The Court held that the covenants satisfied the first two of four factors for assessing reasonableness. First, they were not ambiguous. Second, their scope was not unreasonable given the scope of the companies’ business.
The covenants ran into trouble on the third factor – duration. The Court held that “the duration is unreasonable because it depends on any required consents of third parties, is therefore for an indeterminate period, and there is no fixed, outside limit.” The Court emphasized that the identity of the Lenders could change and thus Martin could not know whose consent would be necessary to dispose of the Units. These Lenders also had no duty to Martin to act promptly or reasonably – on the contrary, they had an interest in keeping him out of the market.
The decision also indicates that the Court was troubled by the fact that the 24 months had not even begun to run even though Martin had no control over the business but merely held an indirect interest. The Court indicated that a restriction on use of confidential information would amply protect confidential information that could be accessed as a result of such an indirect interest.
The Court did not say that twenty-four months after a sale of business, plus time to divest assets, was an unreasonable duration. Nor did it say that twenty-four months after employment ending, plus time to divest assets, was an unreasonable duration. However, tying the period an event that required the consent of third parties who did not owe Martin any legal duties, and whose identities changed over time, was not reasonable.
The Court also expressed concerns in relation to the fourth factor – the scope of prohibited activities. The Court indicated that the covenants’ prohibition on solicitation was too broad to protect the companies’ goodwill, because Martin was prohibited from communicating or dealing with persons who became customers of the businesses after he left, and for products and services about which he knew nothing.
The Court did uphold confidentiality portions of the restrictive covenants, holding that they were reasonable for the respondents to protect their intellectual property interests.
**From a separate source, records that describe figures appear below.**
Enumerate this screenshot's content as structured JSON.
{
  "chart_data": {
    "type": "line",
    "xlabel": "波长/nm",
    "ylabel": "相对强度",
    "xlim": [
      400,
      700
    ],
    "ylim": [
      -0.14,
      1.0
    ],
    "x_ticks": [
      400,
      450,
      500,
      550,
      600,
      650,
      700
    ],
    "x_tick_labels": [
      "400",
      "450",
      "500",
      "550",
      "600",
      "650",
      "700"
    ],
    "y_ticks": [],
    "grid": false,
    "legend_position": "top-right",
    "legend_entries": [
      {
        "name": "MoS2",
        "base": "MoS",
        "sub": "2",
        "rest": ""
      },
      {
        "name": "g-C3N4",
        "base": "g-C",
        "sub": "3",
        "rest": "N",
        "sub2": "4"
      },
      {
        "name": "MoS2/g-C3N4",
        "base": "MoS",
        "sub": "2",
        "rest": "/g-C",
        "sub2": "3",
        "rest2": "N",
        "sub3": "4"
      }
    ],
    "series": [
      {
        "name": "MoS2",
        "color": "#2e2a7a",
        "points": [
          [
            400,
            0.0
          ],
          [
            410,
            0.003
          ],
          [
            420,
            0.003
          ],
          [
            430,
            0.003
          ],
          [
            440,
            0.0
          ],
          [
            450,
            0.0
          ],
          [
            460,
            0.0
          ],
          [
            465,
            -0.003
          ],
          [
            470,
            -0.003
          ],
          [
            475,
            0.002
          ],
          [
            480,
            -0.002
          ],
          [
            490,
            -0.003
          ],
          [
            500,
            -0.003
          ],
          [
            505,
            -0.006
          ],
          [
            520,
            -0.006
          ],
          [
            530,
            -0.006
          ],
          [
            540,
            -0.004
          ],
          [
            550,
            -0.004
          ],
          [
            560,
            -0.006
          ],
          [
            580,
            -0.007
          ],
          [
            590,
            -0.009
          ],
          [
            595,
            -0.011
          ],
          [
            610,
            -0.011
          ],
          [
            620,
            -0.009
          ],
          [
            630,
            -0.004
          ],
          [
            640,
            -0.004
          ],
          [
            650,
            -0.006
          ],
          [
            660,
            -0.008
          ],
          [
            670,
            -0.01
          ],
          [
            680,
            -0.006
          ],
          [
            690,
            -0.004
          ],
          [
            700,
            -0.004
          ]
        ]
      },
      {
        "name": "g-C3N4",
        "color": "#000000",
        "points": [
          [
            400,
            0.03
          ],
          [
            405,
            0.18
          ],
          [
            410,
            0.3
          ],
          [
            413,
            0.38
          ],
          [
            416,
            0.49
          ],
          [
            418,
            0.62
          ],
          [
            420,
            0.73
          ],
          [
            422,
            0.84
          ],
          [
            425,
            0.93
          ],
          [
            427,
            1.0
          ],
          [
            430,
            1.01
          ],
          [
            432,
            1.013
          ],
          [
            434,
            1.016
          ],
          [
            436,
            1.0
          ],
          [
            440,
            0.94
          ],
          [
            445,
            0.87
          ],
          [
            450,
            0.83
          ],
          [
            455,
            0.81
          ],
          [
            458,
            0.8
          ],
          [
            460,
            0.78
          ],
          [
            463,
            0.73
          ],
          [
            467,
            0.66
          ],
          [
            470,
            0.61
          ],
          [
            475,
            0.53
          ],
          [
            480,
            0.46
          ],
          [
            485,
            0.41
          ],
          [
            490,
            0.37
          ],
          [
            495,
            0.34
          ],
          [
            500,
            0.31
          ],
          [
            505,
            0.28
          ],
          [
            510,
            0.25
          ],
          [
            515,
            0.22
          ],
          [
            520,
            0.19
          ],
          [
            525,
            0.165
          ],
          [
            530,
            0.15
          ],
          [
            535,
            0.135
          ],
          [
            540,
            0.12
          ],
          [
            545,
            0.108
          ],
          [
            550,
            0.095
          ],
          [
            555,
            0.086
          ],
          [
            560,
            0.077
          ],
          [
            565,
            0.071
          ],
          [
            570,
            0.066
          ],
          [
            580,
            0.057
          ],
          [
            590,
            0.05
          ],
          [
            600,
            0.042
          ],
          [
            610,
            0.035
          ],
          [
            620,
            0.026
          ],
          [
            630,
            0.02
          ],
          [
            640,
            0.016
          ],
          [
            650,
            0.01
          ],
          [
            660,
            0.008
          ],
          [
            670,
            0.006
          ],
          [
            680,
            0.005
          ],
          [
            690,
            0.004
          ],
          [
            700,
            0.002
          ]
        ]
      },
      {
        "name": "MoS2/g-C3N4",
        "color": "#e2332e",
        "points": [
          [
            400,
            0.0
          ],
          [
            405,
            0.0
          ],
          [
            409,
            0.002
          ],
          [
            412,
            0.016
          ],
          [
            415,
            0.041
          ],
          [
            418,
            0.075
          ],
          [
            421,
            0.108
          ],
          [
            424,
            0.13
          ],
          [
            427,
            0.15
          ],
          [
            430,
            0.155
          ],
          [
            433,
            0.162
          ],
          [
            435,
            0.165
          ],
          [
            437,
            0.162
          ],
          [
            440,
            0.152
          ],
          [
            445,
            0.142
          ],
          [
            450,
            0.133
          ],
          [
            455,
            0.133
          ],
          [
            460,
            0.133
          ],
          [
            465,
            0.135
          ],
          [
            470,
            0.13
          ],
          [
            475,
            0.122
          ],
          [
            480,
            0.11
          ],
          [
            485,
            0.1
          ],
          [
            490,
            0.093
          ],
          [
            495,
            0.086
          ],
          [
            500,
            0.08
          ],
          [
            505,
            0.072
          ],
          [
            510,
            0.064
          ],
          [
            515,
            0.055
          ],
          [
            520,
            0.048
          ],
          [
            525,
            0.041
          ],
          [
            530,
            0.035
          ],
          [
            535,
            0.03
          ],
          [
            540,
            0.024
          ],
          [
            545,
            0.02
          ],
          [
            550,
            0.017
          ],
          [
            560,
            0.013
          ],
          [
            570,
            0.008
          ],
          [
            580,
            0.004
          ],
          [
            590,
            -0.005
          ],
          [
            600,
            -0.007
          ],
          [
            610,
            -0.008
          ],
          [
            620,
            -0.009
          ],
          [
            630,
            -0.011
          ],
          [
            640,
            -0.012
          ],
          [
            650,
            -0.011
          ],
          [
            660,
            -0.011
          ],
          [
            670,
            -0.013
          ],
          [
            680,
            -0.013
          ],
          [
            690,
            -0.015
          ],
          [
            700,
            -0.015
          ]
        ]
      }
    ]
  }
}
Another issue to be mindful of when considering restrictive covenants in the context of any commercial transaction (including any non-M&A transaction and, in certain circumstances, even transactions involving non-Canadian parties), are the restrictive covenant rules in sections 56.4 and 68 of the Income Tax Act (Canada). To avoid unexpected tax consequences, any restrictive covenant (very broadly defined for purposes of these rules), whether legally enforceable or not, must be analyzed under these rules.